27 votes

Facebook and Instagram's algorithmic favoritism towards extremist parties revealed in new study of political ads in Germany

3 comments

  1. [3]
    Wes
    Link
    I'm surprised it was that low. Untargeted ads are usually a good way to waste your ad budget. The focus here seems to be on the social algorithm, but it seems to me the biggest consideration is...

    The study revealed that 72.3% of all political ads used targeting strategies, accounting for 72.6% of the total ad spending.

    I'm surprised it was that low. Untargeted ads are usually a good way to waste your ad budget.
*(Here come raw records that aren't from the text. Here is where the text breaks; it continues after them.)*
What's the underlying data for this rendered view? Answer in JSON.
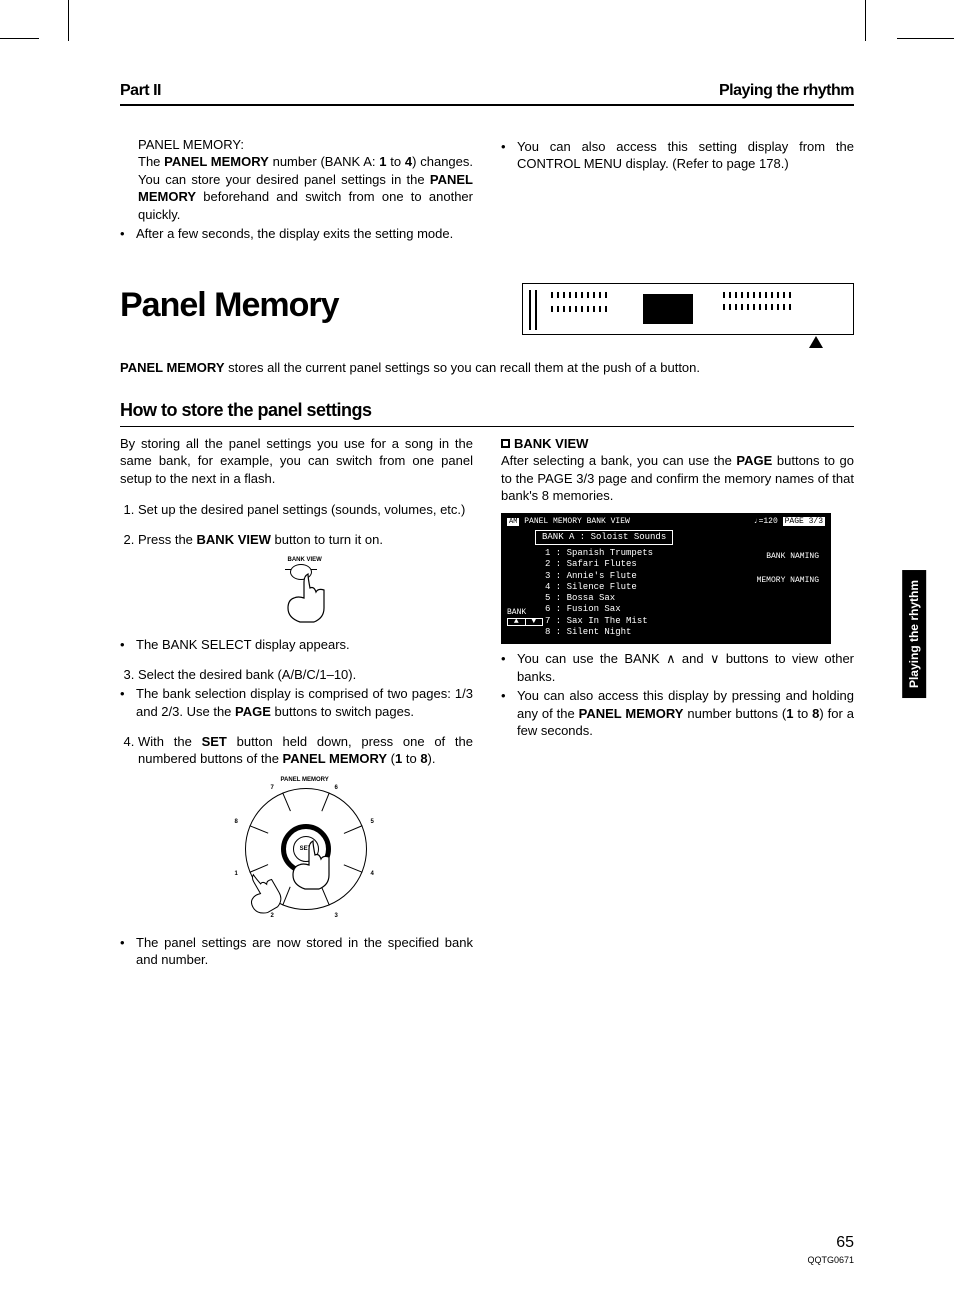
{
  "header": {
    "left": "Part II",
    "right": "Playing the rhythm"
  },
  "intro": {
    "label": "PANEL MEMORY:",
    "p1a": "The ",
    "p1b": "PANEL MEMORY",
    "p1c": " number (BANK A: ",
    "p1d": "1",
    "p1e": " to ",
    "p1f": "4",
    "p1g": ") changes. You can store your desired panel settings in the ",
    "p1h": "PANEL MEMORY",
    "p1i": " beforehand and switch from one to another quickly.",
    "b1": "After a few seconds, the display exits the setting mode.",
    "r1": "You can also access this setting display from the CONTROL MENU display. (Refer to page 178.)"
  },
  "title": "Panel Memory",
  "desc_a": "PANEL MEMORY",
  "desc_b": " stores all the current panel settings so you can recall them at the push of a button.",
  "howto_title": "How to store the panel settings",
  "howto_intro": "By storing all the panel settings you use for a song in the same bank, for example, you can switch from one panel setup to the next in a flash.",
  "steps": {
    "s1": "Set up the desired panel settings (sounds, volumes, etc.)",
    "s2a": "Press the ",
    "s2b": "BANK VIEW",
    "s2c": " button to turn it on.",
    "s2_fig_label": "BANK VIEW",
    "s2_note": "The BANK SELECT display appears.",
    "s3": "Select the desired bank (A/B/C/1–10).",
    "s3_b1a": "The bank selection display is comprised of two pages: 1/3 and 2/3. Use the ",
    "s3_b1b": "PAGE",
    "s3_b1c": " buttons to switch pages.",
    "s4a": "With the ",
    "s4b": "SET",
    "s4c": " button held down, press one of the numbered buttons of the ",
    "s4d": "PANEL MEMORY",
    "s4e": " (",
    "s4f": "1",
    "s4g": " to ",
    "s4h": "8",
    "s4i": ").",
    "s4_diag_title": "PANEL MEMORY",
    "s4_set": "SET",
    "s4_b1": "The panel settings are now stored in the specified bank and number."
  },
  "right": {
    "bv_title": "BANK VIEW",
    "bv_p1a": "After selecting a bank, you can use the ",
    "bv_p1b": "PAGE",
    "bv_p1c": " buttons to go to the PAGE 3/3 page and confirm the memory names of that bank's 8 memories.",
    "screen": {
      "header": "PANEL MEMORY BANK VIEW",
      "tempo": "♩=120",
      "page": "PAGE 3/3",
      "bank_title": "BANK  A :   Soloist Sounds",
      "bank_label": "BANK",
      "btn1": "BANK NAMING",
      "btn2": "MEMORY NAMING",
      "items": [
        "1 : Spanish Trumpets",
        "2 :  Safari Flutes",
        "3 :  Annie's Flute",
        "4 :  Silence Flute",
        "5 :    Bossa Sax",
        "6 :   Fusion Sax",
        "7 : Sax In The Mist",
        "8 :   Silent Night"
      ]
    },
    "b1": "You can use the BANK ∧ and ∨ buttons to view other banks.",
    "b2a": "You can also access this display by pressing and holding any of the ",
    "b2b": "PANEL MEMORY",
    "b2c": " number buttons (",
    "b2d": "1",
    "b2e": " to ",
    "b2f": "8",
    "b2g": ") for a few seconds."
  },
  "side_tab": "Playing the rhythm",
  "footer": {
    "page": "65",
    "code": "QQTG0671"
  },
  "dial_nums": [
    "1",
    "2",
    "3",
    "4",
    "5",
    "6",
    "7",
    "8"
  ]
}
    The focus here seems to be on the social algorithm, but it seems to me the biggest consideration is actually the auction system that ads use. Highly-contested keywords and demographics will cost much more, whereas your longtail ads will be far cheaper to run. Presumably then the extremists groups are just targeting lower-value keywords/users. Or am I misunderstanding? The study itself only briefly mentions this auction system, but I'm sure that it's the main factor in actually determining the cost of ad spends.

    4 votes
    1. [2]
      boxer_dogs_dance
      (edited )
      Link Parent
      Max Fisher's book The Chaos Machine looks at social media in relation to extremism worldwide and also concludes that algorithms are the problem and should be adjusted for social benefit. He...
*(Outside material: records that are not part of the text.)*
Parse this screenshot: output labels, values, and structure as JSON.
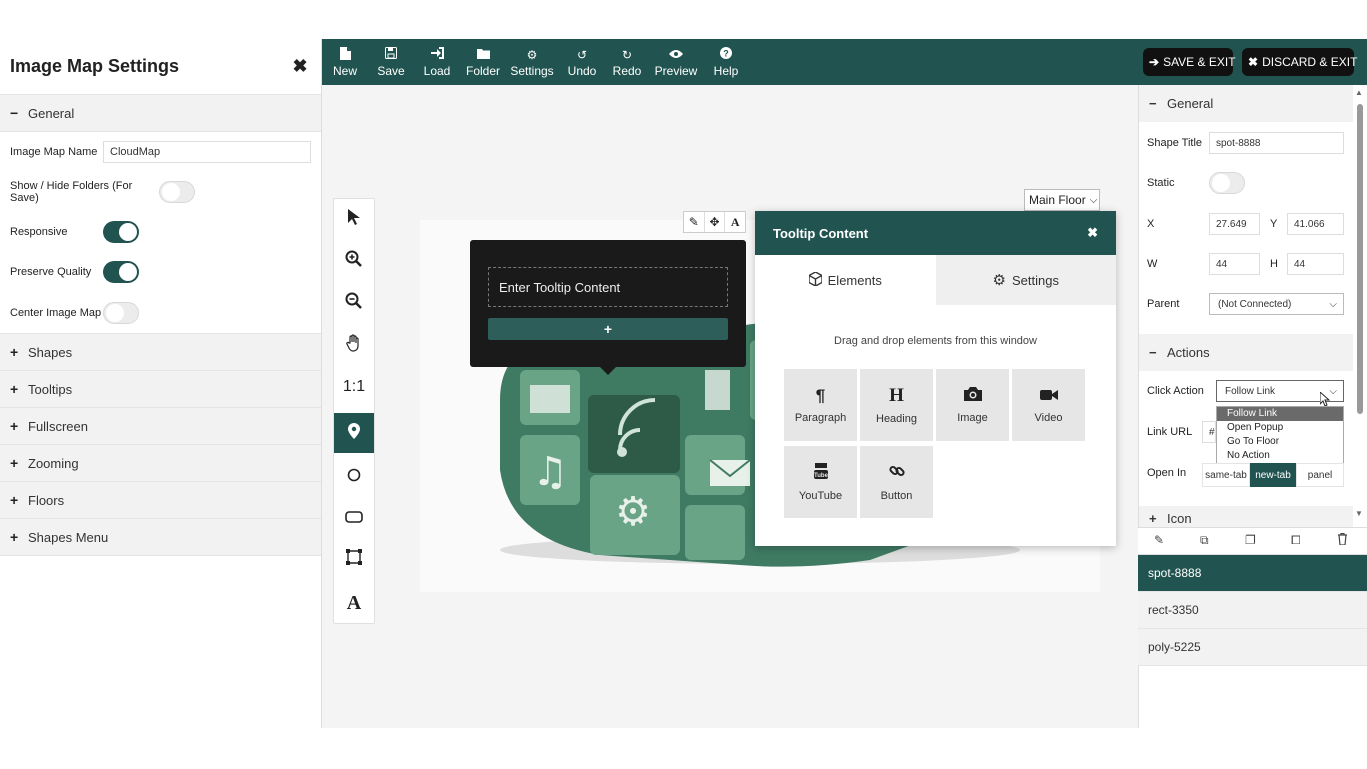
{
  "left_panel": {
    "title": "Image Map Settings",
    "close_icon": "✖",
    "sections": {
      "general": "General",
      "shapes": "Shapes",
      "tooltips": "Tooltips",
      "fullscreen": "Fullscreen",
      "zooming": "Zooming",
      "floors": "Floors",
      "shapes_menu": "Shapes Menu"
    },
    "fields": {
      "image_map_name_label": "Image Map Name",
      "image_map_name_value": "CloudMap",
      "show_hide_folders_label": "Show / Hide Folders (For Save)",
      "show_hide_folders_on": false,
      "responsive_label": "Responsive",
      "responsive_on": true,
      "preserve_quality_label": "Preserve Quality",
      "preserve_quality_on": true,
      "center_image_map_label": "Center Image Map",
      "center_image_map_on": false
    }
  },
  "toolbar": {
    "items": {
      "new": "New",
      "save": "Save",
      "load": "Load",
      "folder": "Folder",
      "settings": "Settings",
      "undo": "Undo",
      "redo": "Redo",
      "preview": "Preview",
      "help": "Help"
    },
    "save_exit": "SAVE & EXIT",
    "discard_exit": "DISCARD & EXIT",
    "accent_color": "#215450"
  },
  "canvas": {
    "floor_select": "Main Floor",
    "zoom_reset_label": "1:1",
    "tooltip_placeholder": "Enter Tooltip Content",
    "tooltip_add": "+"
  },
  "tooltip_window": {
    "title": "Tooltip Content",
    "close": "✖",
    "tab_elements": "Elements",
    "tab_settings": "Settings",
    "hint": "Drag and drop elements from this window",
    "elements": {
      "paragraph": "Paragraph",
      "heading": "Heading",
      "image": "Image",
      "video": "Video",
      "youtube": "YouTube",
      "button": "Button"
    }
  },
  "right_panel": {
    "general_title": "General",
    "shape_title_label": "Shape Title",
    "shape_title_value": "spot-8888",
    "static_label": "Static",
    "static_on": false,
    "x_label": "X",
    "x_value": "27.649",
    "y_label": "Y",
    "y_value": "41.066",
    "w_label": "W",
    "w_value": "44",
    "h_label": "H",
    "h_value": "44",
    "parent_label": "Parent",
    "parent_value": "(Not Connected)",
    "actions_title": "Actions",
    "click_action_label": "Click Action",
    "click_action_value": "Follow Link",
    "click_action_options": {
      "follow_link": "Follow Link",
      "open_popup": "Open Popup",
      "go_to_floor": "Go To Floor",
      "no_action": "No Action"
    },
    "link_url_label": "Link URL",
    "link_url_value": "#",
    "open_in_label": "Open In",
    "open_in_options": {
      "same_tab": "same-tab",
      "new_tab": "new-tab",
      "panel": "panel"
    },
    "open_in_selected": "new-tab",
    "icon_title": "Icon"
  },
  "shapes_list": {
    "items": {
      "s1": "spot-8888",
      "s2": "rect-3350",
      "s3": "poly-5225"
    },
    "selected": "spot-8888"
  }
}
      Max Fisher's book The Chaos Machine looks at social media in relation to extremism worldwide and also concludes that algorithms are the problem and should be adjusted for social benefit. He suggests that outrage predictably increases engagement and companies intentionally boost polarizing content to keep people on platform longer.

      3 votes
      1. Wes
        Link Parent
        Oh I don't doubt it. Recommendation feeds all over have the problem of spreading misinformation, incendiary emotional content, and extremist content. It likely isn't intentional, but they're...

        Oh I don't doubt it. Recommendation feeds all over have the problem of spreading misinformation, incendiary emotional content, and extremist content. It likely isn't intentional, but they're designed to be engaging and this content is extremely engaging. Understanding the impacts of these algorithms is an important topic and necessary to reduce its harmful effects.

        To clarify though, the article and study linked seem more focused on understanding the inequality of ad spending across the political spectrum. I think it's easy to read that and assume "Oh Facebook wants to make it cheaper for <X group>", but really it's a dynamic system based on market forces. That's what I was hoping to explain in my comment.

        To give a more concrete example - and putting aside that the study is about Germany for a moment - an example of a high value demographic would be age 40+ women living in US battleground states. These are impactful voters with a lot of power, so there's more competition to get ads in front of their eyes.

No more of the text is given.